Täter und Ermittler in einer Person - Kleists "Der zerbrochene Krug" am AvH
Man muss schon sehr abgebrüht sein, um als vorsitzender Richter in einem Verfahren zu fungieren, in dem man selbst alle Beteiligten an der Nase herumführt, um sich jeglicher Verantwortung zu entziehen. So geschieht es in dem Drama „Der zerbrochene Krug“ von Heinrich von Kleist aus dem Jahr 1808. Dorfrichter Adam soll ein Urteil fällen über Ruprecht. Dieser ist der Verlobte Eves, welche wiederum die Tochter von Marthe ist. Angeblich sei bei der nächtlichen Flucht Ruprechts ein wertvoller Krug zu Bruch gegangen. Marthe erwartet Schadenersatz und ein entsprechendes Urteil Adams über Ruprecht. Doch Adam ist der eigentliche Täter und flieht Hals über Kopf aus Eves Zimmer, nachdem er sie missbraucht hat. Dabei zerbricht der Krug. Im Rahmen einer turbulenten Verhandlung wird Adam entlarvt. Statt sich seiner Verantwortung zu stellen, ergreift er dreist die Flucht und kann sich einer Strafe entziehen.

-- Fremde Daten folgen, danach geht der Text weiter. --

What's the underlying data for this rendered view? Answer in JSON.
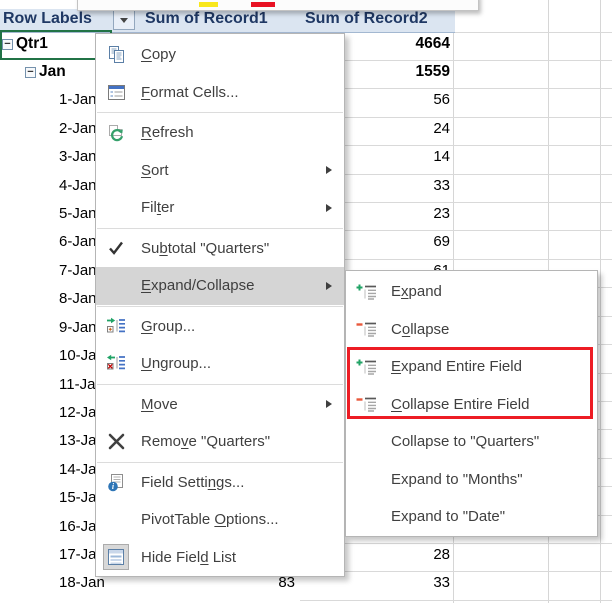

Der Klassiker der deutschen Literatur zählt ab dem Jahr 2026 bis 2028 zum verpflichtenden Abiturkanon für die neue gymnasiale Oberstufe. Wie so oft orientiert sich die Neue Werkbühne München an unterrichtsrelevanter Literatur und hat so auch den „Zerbrochenen Krug“ in ihren Spielplan aufgenommen. Damit tourt das Ensemble bestehend aus sechs Schauspielerinnen und Schauspielern durch Deutschland und bringt Theater in die Schulen. Am AvH saßen nicht nur die hausinternen Zwölftklässlerinnen und Zwölftklässler im Publikum der großen Aula, sondern auch diejenigen des Bayernkollegs, des Olympia-Morata- sowie des Walther-Rathenau-Gymnasiums. Gekürzt und kurzweilig dargeboten wurde ihnen Kleists Klassiker, der Themen wie Gerechtigkeit, Patriarchismus und Schuld behandelt, nähergebracht. Im Anschluss stellte sich Ansgar Wilk, der den Dorfrichter Adam verkörpert, den Fragen des Publikums. Diese drehten sich vor allem um die schauspielerische Arbeit, von der Auswahl der Stücke bis hin zur dramaturgischen Gestaltung.
Die Neue Werkbühne war nicht zum ersten Mal am AvH zu Gast. Es wurden bereits Schillers „Maria Stuart“ und „Nathan der Weise“ von Gotthold Ephraim Lessing am Humboldt-Gymnasium aufgeführt.